Accumulation of Prion Triggers the Enhanced Glycolysis via Activation of AMKP Pathway in Prion-Infected Rodent and Cell Models.

Mitochondrial dysfunction is one of the hallmarks in the pathophysiology of prion disease and other neurodegenerative diseases. Various metabolic dysfunctions are identified and considered to contribute to the progression of some types of neurodegenerative diseases. In this study, we evaluated the status of glycolysis pathway in prion-infected rodent and cell models. The levels of the key enzymes, hexokinase (HK), phosphofructokinase (PFK), and pyruvate kinase (PK) were significantly increased, accompanying with markedly downregulated mitochondrial complexes. Double-stained IFAs revealed that the increased HK2 and PFK distributed widely in GFAP-, Iba1-, and NeuN-positive cells. We also identified increased levels of AMP-activated protein kinase (AMPK) and the downstream signaling. Changes of AMPK activity in prion-infected cells by the AMPK-specific inhibitor or activator induced the corresponding alterations not only in the downstream signaling, but also the expressions of three key kinases in glycolysis pathway and the mitochondrial complexes.

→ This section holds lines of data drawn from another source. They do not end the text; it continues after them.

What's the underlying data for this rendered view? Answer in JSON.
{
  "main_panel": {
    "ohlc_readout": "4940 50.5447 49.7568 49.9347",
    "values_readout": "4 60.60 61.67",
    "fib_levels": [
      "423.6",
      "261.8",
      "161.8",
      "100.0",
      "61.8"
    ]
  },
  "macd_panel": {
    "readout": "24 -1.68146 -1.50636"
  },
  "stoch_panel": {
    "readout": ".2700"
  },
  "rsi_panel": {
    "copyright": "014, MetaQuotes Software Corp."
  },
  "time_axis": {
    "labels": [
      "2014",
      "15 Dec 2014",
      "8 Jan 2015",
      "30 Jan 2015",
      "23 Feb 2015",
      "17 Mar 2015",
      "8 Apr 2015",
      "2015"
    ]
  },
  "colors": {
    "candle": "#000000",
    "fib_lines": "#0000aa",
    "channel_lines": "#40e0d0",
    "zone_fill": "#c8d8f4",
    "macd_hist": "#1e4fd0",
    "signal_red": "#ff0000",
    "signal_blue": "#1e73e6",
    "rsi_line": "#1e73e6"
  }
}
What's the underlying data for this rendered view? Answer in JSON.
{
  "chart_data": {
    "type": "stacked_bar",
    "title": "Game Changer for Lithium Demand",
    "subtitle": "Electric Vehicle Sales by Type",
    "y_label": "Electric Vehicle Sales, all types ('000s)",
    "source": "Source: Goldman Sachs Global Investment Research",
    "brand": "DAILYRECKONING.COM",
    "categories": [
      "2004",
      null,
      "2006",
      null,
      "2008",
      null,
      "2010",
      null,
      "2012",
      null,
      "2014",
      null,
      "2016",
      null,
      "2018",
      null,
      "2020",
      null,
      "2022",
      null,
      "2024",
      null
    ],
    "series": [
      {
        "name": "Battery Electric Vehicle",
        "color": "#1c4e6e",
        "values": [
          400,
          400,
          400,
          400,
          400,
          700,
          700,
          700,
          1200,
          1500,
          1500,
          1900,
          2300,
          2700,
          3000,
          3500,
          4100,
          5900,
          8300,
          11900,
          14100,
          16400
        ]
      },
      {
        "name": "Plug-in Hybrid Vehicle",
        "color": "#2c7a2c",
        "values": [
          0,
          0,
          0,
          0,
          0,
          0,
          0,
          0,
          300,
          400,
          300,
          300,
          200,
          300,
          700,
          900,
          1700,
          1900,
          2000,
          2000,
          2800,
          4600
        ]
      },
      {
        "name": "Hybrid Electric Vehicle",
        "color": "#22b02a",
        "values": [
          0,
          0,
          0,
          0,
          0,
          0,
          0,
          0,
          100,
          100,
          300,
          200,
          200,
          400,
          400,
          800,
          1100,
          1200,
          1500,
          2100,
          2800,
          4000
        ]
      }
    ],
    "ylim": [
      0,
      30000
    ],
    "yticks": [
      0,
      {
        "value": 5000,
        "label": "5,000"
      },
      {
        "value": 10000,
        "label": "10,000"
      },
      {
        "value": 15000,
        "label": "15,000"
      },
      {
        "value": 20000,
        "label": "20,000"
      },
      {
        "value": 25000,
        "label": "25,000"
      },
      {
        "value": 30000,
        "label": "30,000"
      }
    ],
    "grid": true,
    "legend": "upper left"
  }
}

Transient removal or complete clearance of prion propagation in the prion-infected cells partially but significantly reversed the increases of the key enzymes in glycolysis, the upregulation of AMPK signaling pathway, and the decreases of the mitochondrial complexes. Measurements of the cellular oxygen consumption rate (OCR) and extracellular acidification rate (ECAR) showed lower OCR and higher ECAR in prion-infected cell line, which were sufficiently reversed by clearance of prion propagation. Those data indicate a metabolic reprogramming from oxidative phosphorylation to glycolysis in the brains during the progression of prion disease. Accumulation of PrP^Sc is critical for the switch to glycolysis, largely via activating AMPK pathway.